Databricks & AWS unite for governed LLM fine-tuning with SageMaker AI
Fine-tune Ministral-3B on governed data without breaking Unity Catalog's permissions.
Databricks and AWS have released a reference architecture to fine-tune large language models (LLMs) using Amazon SageMaker AI while strictly maintaining Unity Catalog's governance. The core challenge is that SageMaker Training jobs, when reading from Amazon S3, often bypass Unity Catalog's authorization model—creating audit gaps and compliance risks. The solution addresses this by using Amazon EMR Serverless to preprocess training data via Apache Spark while interacting with Unity Catalog's Open REST APIs. OAuth credentials (client ID and secret) for programmatic access are securely stored in AWS Secrets Manager and used to authenticate Spark sessions.
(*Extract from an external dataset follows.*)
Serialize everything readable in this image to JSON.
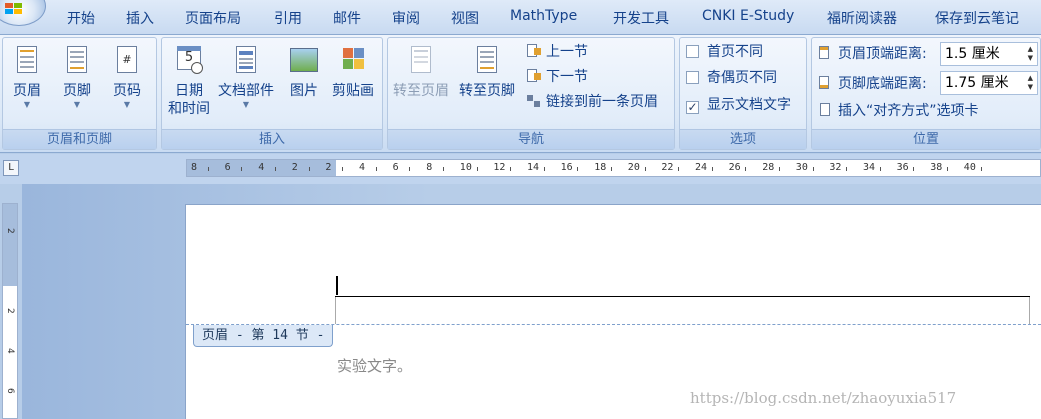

After preprocessing, a new table is created in Unity Catalog containing the clean dataset. SageMaker AI then retrieves the Ministral-3-3B-Instruct model from Hugging Face, fine-tunes it against that governed table, and stores the output artifacts back into a Unity Catalog-managed S3 bucket. Finally, the model is registered in Unity Catalog with external lineage tracking, connecting source data to the trained model. This integration lets enterprises keep their existing AWS services (SageMaker, EMR, S3) while enforcing consistent permissions, enabling regulated industries to use best-in-class ML tools without sacrificing compliance.
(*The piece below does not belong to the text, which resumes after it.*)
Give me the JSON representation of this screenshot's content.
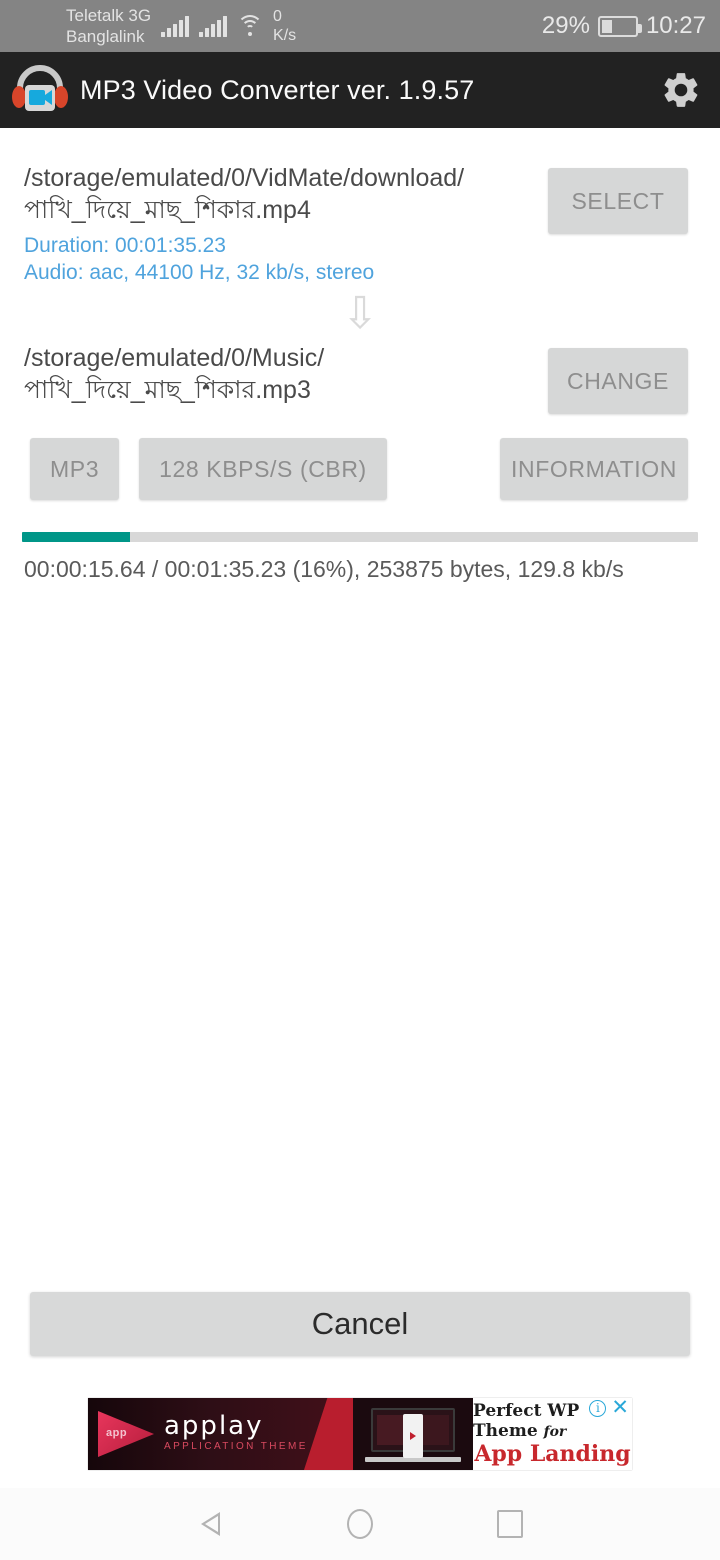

- Uses Amazon EMR Serverless with Apache Spark to preprocess data while respecting Unity Catalog's access controls
- Fine-tunes the Ministral-3-3B-Instruct model from Hugging Face via SageMaker AI Training jobs
- OAuth 2.0 credentials stored in AWS Secrets Manager enable programmatic access to Unity Catalog APIs
Why It Matters
Bridges Databricks governance with AWS AI services, letting regulated enterprises fine-tune LLMs without compliance exposure.